So why do I hesitate? Part of it is alluding to my first existential question: isn’t there just something spiritually suspect about trying to look younger when I’m getting older? Is getting “work done on my face” at the age of 60 raging against the dying of the light or merely an avoidance of the need to face and embrace my mortality? Do I really want to get all dressed up with nowhere to go?
And more importantly, let’s say I do successfully surgerize and peroxide my way into some pearly whites--do I really want my teeth to go from poor stepchild to star of the show? People could still be distracted from my sexyish cleft. And let’s not forget the cosmetic slippery slope--I start pulling the trigger on fixing my teeth and soon I’ll be getting a hairpiece, tummy tuck and breast augmentation.
Then there’s the money/estate deal. Sure I’m a bit ahead financially (after marrying and inheriting well), but I need to remember the inscription on my parent’s pillow in their den: “Money isn’t everything but it does keep the children in touch.” I start doling out dough for braces and breasts and before you know it my daughter doesn’t call and I have grandchildren living on the street.
Obviously I need some perspective, and as I often do when decisions arise, I look to the lessons of history. Certainly great men and women lived and died for centuries without changing their appearance when they aged.

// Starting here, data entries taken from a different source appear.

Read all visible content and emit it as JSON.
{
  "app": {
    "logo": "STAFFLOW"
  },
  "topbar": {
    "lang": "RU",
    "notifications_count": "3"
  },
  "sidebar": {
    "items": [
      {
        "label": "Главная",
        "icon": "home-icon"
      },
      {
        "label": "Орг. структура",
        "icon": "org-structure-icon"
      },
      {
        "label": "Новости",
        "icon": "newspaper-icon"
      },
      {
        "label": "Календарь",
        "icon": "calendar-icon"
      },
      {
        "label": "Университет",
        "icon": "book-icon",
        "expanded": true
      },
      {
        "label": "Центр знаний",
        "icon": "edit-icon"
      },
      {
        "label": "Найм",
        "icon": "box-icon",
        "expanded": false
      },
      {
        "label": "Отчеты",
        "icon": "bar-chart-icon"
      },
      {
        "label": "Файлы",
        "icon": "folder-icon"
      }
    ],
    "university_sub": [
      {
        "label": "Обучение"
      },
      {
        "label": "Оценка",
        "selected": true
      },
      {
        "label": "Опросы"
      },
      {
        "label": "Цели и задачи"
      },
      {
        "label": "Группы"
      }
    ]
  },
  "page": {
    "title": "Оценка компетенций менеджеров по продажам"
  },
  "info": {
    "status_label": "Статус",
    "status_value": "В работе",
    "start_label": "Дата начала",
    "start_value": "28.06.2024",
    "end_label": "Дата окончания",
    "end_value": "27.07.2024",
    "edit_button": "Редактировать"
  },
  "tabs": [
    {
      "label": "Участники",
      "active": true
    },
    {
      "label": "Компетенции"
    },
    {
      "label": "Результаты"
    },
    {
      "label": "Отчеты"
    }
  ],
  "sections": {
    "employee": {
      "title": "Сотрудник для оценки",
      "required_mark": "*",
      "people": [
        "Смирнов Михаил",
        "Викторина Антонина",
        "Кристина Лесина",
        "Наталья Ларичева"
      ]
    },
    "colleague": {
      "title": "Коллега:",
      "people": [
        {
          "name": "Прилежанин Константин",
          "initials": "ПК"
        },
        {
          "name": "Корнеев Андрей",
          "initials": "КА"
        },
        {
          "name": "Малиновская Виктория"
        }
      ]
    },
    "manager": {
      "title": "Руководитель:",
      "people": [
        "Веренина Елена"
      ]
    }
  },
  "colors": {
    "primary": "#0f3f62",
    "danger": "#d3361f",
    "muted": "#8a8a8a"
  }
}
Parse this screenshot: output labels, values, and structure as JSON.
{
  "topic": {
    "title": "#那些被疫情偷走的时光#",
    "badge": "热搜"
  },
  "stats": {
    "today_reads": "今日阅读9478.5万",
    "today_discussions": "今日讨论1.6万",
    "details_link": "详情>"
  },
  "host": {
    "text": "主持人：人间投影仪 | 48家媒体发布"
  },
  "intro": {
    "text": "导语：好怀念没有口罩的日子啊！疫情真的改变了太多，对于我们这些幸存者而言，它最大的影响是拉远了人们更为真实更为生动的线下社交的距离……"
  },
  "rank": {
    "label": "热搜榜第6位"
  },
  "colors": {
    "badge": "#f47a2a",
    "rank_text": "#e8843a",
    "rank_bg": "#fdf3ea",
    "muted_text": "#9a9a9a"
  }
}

Then again Tom Cruise re-did his teeth and did Mission: Impossible III; George Washington kept his lousy teeth and only had two terms in office.
So maybe embracing braces is the way to go. I’m not planning on dying anytime soon, and even when my teeth can’t chew they should still be able to sparkle. And if I happen to spend a little too much in the process, I’ll at least insist on an open casket where mourners and orthodontists alike can appreciate the handiwork.